How to calculate probabilities with SciPy distributions

Probability distribution objects in scipy.stats turn a named statistical model into density values, cumulative probabilities, quantiles, and simulated observations. Python analysis code can use the same object to check how unusual a value is, find a cutoff, or generate values from one parameterized model.

Freezing a distribution stores parameters once. For scipy.stats.norm, loc is the mean and scale is the standard deviation; other distributions can add shape parameters while still exposing the same common method names.

Continuous distributions need careful wording because pdf() is density at a point, not probability mass at exactly that value. Use cdf() for probability at or below a threshold, sf() for upper-tail probability, ppf() for inverse cumulative cutoffs, and rvs() with a NumPy generator when repeatable sample values matter.

Steps to calculate probabilities with SciPy distributions:

  1. Create a Python script named probability_distribution_demo.py.
    probability_distribution_demo.py
    import numpy as np
    from scipy.stats import norm
     
    np.set_printoptions(precision=2, suppress=True)
     
    scores = norm(loc=70, scale=8)
    lo, hi = scores.interval(0.90)
    rng = np.random.default_rng(20260625)
    sample = scores.rvs(size=5, random_state=rng)
    q = np.array([0.1, 0.5, 0.9])
     
    print(f"mean/std: {scores.mean():.1f} {scores.std():.1f}")
    print(f"pdf(75): {scores.pdf(75):.4f}")
    print(f"cdf(75): {scores.cdf(75):.4f}")
    print(f"sf(85): {scores.sf(85):.4f}")
    print(f"central 90%: {lo:.2f} to {hi:.2f}")
    print(f"ppf(0.90): {scores.ppf(0.90):.2f}")
    print("sample:", sample)
    print("cdf(ppf(q)):", np.round(scores.cdf(scores.ppf(q)), 1))

    norm(loc=70, scale=8) freezes a normal distribution, so each later method call uses the same mean and standard deviation.

  2. Run the script.
    $ python3 probability_distribution_demo.py
    mean/std: 70.0 8.0
    pdf(75): 0.0410
    cdf(75): 0.7340
    sf(85): 0.0304
    central 90%: 56.84 to 83.16
    ppf(0.90): 80.25
    sample: [78.71 79.82 84.9  63.33 77.79]
    cdf(ppf(q)): [0.1 0.5 0.9]
  3. Use pdf(75) as density at the selected score.

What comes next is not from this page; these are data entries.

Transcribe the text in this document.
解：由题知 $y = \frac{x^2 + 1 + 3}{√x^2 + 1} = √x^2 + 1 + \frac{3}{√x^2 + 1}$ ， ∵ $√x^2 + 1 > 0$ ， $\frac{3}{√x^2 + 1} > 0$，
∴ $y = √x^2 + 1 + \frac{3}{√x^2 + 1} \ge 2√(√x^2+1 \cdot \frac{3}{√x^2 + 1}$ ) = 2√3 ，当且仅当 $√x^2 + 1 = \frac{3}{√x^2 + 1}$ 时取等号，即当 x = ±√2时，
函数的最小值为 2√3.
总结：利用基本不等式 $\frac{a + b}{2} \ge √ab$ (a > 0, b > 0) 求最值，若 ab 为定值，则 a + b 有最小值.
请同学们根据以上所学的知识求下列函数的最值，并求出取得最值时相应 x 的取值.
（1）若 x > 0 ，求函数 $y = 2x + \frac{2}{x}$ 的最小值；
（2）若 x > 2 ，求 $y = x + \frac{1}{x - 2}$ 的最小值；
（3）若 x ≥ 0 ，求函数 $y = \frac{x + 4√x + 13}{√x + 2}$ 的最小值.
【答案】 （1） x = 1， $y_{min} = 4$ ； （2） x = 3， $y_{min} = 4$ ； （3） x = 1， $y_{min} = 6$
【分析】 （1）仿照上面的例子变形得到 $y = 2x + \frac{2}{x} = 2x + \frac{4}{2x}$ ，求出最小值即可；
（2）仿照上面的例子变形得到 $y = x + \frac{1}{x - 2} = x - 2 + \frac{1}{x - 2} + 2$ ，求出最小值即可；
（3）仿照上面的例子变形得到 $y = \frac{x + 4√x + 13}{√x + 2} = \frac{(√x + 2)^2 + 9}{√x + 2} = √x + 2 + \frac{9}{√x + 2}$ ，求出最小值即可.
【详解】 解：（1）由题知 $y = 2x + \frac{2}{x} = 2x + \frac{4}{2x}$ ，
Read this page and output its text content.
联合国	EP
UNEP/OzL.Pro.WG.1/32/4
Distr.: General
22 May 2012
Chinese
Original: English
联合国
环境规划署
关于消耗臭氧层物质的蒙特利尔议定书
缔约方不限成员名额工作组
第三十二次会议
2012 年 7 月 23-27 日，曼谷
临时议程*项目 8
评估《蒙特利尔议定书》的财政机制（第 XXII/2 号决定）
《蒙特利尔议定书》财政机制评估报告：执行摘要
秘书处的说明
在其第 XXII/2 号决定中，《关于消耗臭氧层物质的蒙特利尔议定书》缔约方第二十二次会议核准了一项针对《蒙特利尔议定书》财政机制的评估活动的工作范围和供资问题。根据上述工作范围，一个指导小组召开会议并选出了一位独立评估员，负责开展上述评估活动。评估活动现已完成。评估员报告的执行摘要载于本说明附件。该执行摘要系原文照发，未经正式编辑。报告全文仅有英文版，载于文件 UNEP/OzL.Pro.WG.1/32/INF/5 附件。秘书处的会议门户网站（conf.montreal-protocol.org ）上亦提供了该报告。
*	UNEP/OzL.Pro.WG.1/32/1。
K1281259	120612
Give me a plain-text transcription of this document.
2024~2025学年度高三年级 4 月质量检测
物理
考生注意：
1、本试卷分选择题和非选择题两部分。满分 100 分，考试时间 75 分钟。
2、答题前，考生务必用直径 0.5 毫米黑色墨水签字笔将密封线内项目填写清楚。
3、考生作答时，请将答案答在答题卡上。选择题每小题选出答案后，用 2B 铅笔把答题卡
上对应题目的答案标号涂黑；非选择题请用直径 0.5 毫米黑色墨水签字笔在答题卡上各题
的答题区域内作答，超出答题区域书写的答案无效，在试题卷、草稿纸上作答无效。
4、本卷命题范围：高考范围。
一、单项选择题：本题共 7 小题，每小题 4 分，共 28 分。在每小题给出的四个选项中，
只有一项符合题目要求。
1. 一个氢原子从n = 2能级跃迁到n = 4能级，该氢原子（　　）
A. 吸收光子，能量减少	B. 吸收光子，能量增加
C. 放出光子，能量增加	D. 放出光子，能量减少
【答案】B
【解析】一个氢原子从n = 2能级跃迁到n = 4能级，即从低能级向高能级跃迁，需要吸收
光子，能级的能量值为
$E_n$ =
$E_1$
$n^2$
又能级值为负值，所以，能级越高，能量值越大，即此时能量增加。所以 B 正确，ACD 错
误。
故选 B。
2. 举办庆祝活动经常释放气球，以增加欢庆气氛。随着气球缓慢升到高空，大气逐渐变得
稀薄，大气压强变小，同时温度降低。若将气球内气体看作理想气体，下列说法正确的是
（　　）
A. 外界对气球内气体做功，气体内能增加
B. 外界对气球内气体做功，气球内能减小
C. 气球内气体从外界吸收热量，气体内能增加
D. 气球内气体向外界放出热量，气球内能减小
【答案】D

    A density can be greater than 1 for some continuous distributions. It is not the probability of exactly one value.

  4. Use cdf(75) and sf(85) for lower-tail and upper-tail probabilities.

    sf() is the survival function. It represents the probability above the threshold and can be more accurate than subtracting cdf() from 1 for extreme upper tails.

  5. Use ppf() or interval() to convert probability levels back to score cutoffs.

    ppf(0.90) returns the cutoff where 90 percent of the distribution is at or below that value. interval(0.90) returns equal-tail bounds around the median.

  6. Pass a NumPy generator to rvs() when sample output must repeat across runs.

    Use a fixed generator seed only for repeatable checks. Use an unseeded generator or a documented project seed policy for simulation work.

  7. Verify the inverse cumulative calculation before changing the distribution.
    q = np.array([0.1, 0.5, 0.9])
    scores.cdf(scores.ppf(q))

    Confirm cdf(ppf(q)) returns the original probability levels apart from normal floating-point rounding.

  8. Remove the demo script when it was only created for the check.